Занятие подходило к концу, но воин как будто тянул время, уточняя что-то, а Анирет подыгрывала ему, задавая дополнительные вопросы. Медленно и чрезвычайно обстоятельно Нэбмераи собирал свитки, хотя и прежде отличался, как и все Таэху, бесконечно бережным отношением ко всякому хранилищу знания. Почти ничем он не выдавал себя. Но вот все свитки были уложены по ларцам и сундукам, и остался только один. Нэбмераи задумчиво покрутил его в руках, а потом передал Анирет.

– Непременно изучи эту мудрость, когда найдётся время, госпожа, – сказал он, чуть улыбнувшись. – Доброй ночи.

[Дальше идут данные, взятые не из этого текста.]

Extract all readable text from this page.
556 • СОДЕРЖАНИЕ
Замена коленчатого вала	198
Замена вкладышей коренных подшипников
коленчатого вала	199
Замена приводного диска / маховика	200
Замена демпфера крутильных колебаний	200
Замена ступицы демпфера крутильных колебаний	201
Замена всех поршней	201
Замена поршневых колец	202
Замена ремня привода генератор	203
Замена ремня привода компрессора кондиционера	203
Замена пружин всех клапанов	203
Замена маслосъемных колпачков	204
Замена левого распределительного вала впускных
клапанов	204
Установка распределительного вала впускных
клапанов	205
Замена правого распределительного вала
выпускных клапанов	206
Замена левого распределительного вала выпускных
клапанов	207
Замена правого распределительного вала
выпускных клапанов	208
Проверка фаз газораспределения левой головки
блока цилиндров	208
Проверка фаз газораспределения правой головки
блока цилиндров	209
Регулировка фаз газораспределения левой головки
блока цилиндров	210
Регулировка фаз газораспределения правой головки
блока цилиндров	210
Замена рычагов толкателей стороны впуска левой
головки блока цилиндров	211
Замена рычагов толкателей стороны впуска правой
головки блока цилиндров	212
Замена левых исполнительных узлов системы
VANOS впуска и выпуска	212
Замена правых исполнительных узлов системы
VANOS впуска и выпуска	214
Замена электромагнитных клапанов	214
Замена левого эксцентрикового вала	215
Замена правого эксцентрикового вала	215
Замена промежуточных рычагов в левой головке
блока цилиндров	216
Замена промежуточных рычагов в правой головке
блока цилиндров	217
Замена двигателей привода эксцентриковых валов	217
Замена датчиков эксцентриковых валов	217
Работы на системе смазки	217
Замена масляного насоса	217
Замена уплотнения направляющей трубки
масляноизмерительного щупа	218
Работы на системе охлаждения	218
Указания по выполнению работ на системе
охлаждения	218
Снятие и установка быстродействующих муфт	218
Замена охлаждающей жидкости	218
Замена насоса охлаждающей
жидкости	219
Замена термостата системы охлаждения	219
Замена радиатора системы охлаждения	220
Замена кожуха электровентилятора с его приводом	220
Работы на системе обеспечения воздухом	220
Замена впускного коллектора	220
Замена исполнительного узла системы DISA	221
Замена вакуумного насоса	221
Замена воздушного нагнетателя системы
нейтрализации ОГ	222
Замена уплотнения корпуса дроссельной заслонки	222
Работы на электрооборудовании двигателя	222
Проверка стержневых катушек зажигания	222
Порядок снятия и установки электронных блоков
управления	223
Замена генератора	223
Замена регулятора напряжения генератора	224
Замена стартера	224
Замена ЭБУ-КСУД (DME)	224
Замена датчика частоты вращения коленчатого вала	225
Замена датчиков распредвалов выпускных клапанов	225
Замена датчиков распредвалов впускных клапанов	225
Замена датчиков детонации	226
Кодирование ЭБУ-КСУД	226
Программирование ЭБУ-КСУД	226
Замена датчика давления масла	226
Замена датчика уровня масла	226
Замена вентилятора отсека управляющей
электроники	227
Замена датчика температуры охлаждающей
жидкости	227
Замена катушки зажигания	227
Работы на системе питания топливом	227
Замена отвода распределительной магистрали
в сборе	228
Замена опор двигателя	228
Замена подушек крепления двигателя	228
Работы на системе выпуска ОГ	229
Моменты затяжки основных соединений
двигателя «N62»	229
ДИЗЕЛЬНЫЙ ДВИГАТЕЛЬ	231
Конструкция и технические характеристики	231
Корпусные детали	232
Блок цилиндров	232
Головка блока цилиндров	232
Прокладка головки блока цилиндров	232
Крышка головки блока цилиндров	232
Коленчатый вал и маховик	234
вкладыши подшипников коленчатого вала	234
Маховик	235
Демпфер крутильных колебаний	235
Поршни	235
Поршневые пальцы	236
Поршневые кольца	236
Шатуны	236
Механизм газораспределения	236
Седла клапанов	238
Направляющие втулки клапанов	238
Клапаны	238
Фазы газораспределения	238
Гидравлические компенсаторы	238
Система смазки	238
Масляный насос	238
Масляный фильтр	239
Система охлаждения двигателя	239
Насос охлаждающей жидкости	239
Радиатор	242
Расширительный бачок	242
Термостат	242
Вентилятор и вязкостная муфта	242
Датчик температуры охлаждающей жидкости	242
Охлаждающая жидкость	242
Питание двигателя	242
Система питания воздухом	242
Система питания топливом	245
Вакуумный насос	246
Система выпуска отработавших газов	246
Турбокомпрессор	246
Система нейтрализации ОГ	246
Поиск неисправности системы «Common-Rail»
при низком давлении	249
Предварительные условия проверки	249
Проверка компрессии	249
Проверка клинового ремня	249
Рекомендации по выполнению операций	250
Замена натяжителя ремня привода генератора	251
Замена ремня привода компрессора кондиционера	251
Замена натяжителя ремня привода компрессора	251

С поклоном Таэху удалился. Анирет развернула свиток почти сразу, как за Нэбмераи закрылась дверь и стих звук его шагов. На нескольких листах бумажного тростника, разложенных в определённом порядке, содержались изречения военачальника Сенджема, служившего ещё под началом её деда, Императора Меренреса. Но верхний лист завершался цитированием одного из посланий, обращённых к госпоже Итеки, супруге Сенджема, написанного из очередного дальнего похода.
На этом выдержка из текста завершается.